Упрямства его никто победить не мог, даже он сам. Ведь он прекрасно знал, что этот закат, что «этот блеск – есть смерть», и все же ежедневно подвергал себя риску заболеть, только бы еще раз увидеть великолепный, торжественный средиземноморский закат.
Обыкновенно он гулял один.
– Терпеть не могу, не переношу, – объясняет он свое пристрастие к одиночеству, – чтобы со мной рядом этакий ротозей порол всякую чепуху или, что еще хуже, восхищался идиотски: «Ах, какое фантастическое облако! А нарисовать – ведь не поверят!» А если шагает молча и смотрит, как корова на новые ворота, – тоже противно, тоже злит меня. Значит, брюхом всю эту красоту переживает. Сдерживаюсь, чтобы не послать его ко всем чертям в преисподнюю, где ему уже место заготовлено. И уж какое тут наслаждение возможно!..
Наслаждение. Да, как ни удивительно, Бунин всегда наслаждался каждым, даже мимолетным общением с природой. Каждый порыв ветра, прозрачность воздуха, надвигающаяся гроза, перемена освещения – все регистрировалось им мгновенно, волновало и радовало.
Он был неразрывно связан с природой, и связь эта ощущалась им иногда не только как радость, но и как мучение – настолько была она самодовлеющей, все себе подчиняющей, настолько прелесть мира до боли восхищала и терзала его.
Зрение, слух и обоняние были у него развиты несравненно сильнее, чем у обыкновенных людей.
– У меня в молодости было настолько острое зрение, – рассказывал он, – что я видел звезды, видимые другим только через телескоп. И слух поразительный – я слышал за несколько верст колокольчики едущих к нам гостей и определял по звуку, кто именно едет. А обоняние – я знал запах любого цветка и с завязанными глазами мог определить по аромату, красная это или белая роза. Это было какое-то даже чувственное ощущение.
Раз со мной такой случай произошел. Поехали мы с моей первой женой, Аней, к ее друзьям, на дачу под Одессой. Выхожу в сад вечером и чувствую – тонко, нежно и скромно, сквозь все пьянящие, роскошные запахи южных цветов тянет резедой.
– А у вас тут и резеда, – говорю хозяйке. А она меня на смех подняла:
– Никакой резеды нет. Хоть у вас и нюх, как у охотничьей собаки, а ошибаетесь, Ваня. Розы, олеандры, акации и мало ли что еще, но только не резеда. Спросите садовника.

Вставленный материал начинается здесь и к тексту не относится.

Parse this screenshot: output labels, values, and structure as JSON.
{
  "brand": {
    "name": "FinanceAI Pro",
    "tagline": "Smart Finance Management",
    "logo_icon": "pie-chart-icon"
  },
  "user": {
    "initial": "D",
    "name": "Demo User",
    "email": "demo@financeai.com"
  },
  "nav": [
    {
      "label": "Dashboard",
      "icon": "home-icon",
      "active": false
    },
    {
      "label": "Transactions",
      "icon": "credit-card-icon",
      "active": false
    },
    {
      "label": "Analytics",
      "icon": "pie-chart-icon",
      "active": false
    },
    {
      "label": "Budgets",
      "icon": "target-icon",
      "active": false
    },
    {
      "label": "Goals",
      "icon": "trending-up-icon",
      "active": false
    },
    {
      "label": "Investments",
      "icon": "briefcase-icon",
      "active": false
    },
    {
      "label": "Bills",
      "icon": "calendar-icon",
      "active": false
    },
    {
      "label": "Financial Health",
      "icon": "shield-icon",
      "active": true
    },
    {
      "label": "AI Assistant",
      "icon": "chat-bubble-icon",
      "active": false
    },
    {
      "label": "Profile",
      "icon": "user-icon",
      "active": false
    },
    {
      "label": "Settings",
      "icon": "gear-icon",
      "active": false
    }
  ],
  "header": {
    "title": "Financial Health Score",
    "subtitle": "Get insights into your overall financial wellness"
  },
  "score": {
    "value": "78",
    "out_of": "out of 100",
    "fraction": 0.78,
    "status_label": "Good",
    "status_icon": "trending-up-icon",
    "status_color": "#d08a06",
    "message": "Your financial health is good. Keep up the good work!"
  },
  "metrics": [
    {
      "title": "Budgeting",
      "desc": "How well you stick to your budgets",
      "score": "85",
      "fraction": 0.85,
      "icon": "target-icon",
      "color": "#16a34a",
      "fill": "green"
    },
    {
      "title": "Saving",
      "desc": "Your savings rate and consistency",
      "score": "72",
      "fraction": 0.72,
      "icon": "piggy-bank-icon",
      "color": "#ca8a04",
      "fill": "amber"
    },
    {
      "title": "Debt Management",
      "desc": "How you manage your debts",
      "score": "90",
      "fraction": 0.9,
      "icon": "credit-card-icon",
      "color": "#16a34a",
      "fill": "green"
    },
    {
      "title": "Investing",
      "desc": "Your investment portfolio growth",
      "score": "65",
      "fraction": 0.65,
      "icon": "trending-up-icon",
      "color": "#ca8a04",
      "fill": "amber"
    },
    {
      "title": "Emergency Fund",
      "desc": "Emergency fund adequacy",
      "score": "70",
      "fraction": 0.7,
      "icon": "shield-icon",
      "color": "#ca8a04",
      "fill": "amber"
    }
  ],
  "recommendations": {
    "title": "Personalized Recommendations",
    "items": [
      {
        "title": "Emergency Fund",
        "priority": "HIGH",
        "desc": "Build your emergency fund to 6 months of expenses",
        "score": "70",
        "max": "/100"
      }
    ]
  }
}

– Пари, – предлагаю, – на пятьсот рублей.
Жена возмущена:
– Ведь проиграешь!
Но пари все же состоялось. И я выиграл его. Всю ночь до зари во всех клумбах – а их было много – искал. И нашел-таки резеду, спрятавшуюся под каким-то широким, декоративным листом. И как я был счастлив! Стал на колени и поцеловал землю, в которой она росла. До резеды даже не дотронулся, не посмел, такой она мне показалась девственно невинной и недоступной. Я плакал от радости. Что вы смотрите на меня? Не верите? Думаете, вру? – В голосе его уже звенит раздражение.
Я чувствую, что краснею.
– Неужели действительно плакали?
– Действительно. Я ведь вообще легко плачу, это у меня наследственное – романтическая певучесть и слезоточивость сердца – от отца. Плакал да и теперь плачу по разным поводам – от горя, от обиды, от радости. Особенно много от любовных огорчений. И ревности. Я ведь очень ревнив, и это такая мука.
Я не могу скрыть удивления. Нет, я никак не ожидала. Я бы не поверила, если бы мне сказали, что Бунин плакал. Мне трудно представить себе, что из его зорких, холодных глаз могут течь слезы.
– Не вяжется с вашим представлением обо мне – свирепый эгоист, эгоцентрик, мнящий себя солью земли? Так ведь? А о моей душе вы не подумали? У меня ведь душевное зрение и слух так же обострены, как физические, и чувствую я все в сто раз сильнее, чем обыкновенные люди, и горе, и счастье, и радость, и тоску. Просто иногда выть на луну от тоски готов. И прыгать от счастья. Да, даже и сейчас, на восьмом десятке. Хотя какое же у меня теперь счастье? Конец жизни похож на начало. Нищенская, грустная юность, нищенская, тяжелая старость. Сколько унижения, оскорблений! С протянутой рукой – парлэ ву франсэ, шпрехен зи дейч? Подайте великому писателю, нобелевскому лауреату! Это при моей-то гордости – ведь я нечеловечески, я дьявольски горд, и почести и поклонения принимал всегда как должное. Представляете себе, каково мне теперь? А?.. Представляете?..
После завтрака мы с Георгием Ивановым поднимаемся к себе наверх.
Он ложится на кровать с новым, только что купленным, желтым томиком Агаты Кристи. Как и Зинаида Гиппиус, он читает по детективному роману в день – для успокоения.
– Пойдем гулять, – предлагаю я. – Такой чудный день, тепло, как летом. Успеешь провести с Агатой Кристи вечер.
Но он не соглашается. Нет, с Агатой Кристи ему сейчас расстаться трудно.
– Тогда я одна пойду.
Но и это его не устраивает:
– Лучше подожди немного. Я только дочитаю эту главу. Через полчаса пойдем вместе.
Через полчаса, знаю по опыту, книга выпадет у него из рук, и он заснет с очками на носу.
– Лежи, лежи, читай, – говорю я примирительно. – Я только спущусь, похожу по саду и вернусь.
На это он соглашается:
– Только, пожалуйста, не уходи никуда одна. И возвращайся скорее. Ты ведь знаешь, как я всегда беспокоюсь, когда тебя нет.
Да, он всегда беспокоится. Слишком много и часто беспокоится. По всякой причине и без всякой причины.
– Я обойду три раза сад и вернусь, – говорю я уже с порога и осторожно закрываю за собой дверь.
После завтрака полагается «соблюдать полную тишину» – большинство обитателей дома спит. «Полную тишину» нарушает один лишь Бунин. Он переговаривается из комнаты в комнату с глуховатой Верой Николаевной так громко, что и этажом ниже слышно каждое его слово, хлопает дверьми и с треском выдвигает и задвигает ящики комода. Но на то он и «сам Бунин» – для него закон не писан.
Я, стараясь не шуметь, спускаюсь по лестнице и выхожу в сад.
День действительно чудесный. Еще лучше, чем казался из окна нашей комнаты.
Я останавливаюсь под пальмой. Под ней во время своих одиноких прогулок часто стоит Бунин, глядя вдаль на снежные вершины Альп.
Как странно, я столько лет знакома с Буниным, а теперь мне кажется, что я только месяц тому назад здесь, в Жуан-ле-Пэн, познакомилась с ним. Он центр здешнего маленького мирка. Все вертится вокруг него. Верчусь и я. И мне это приятно.
Он занял такое огромное место в моей жизни, что я просто не представляю себе, что бы я стала здесь делать без него.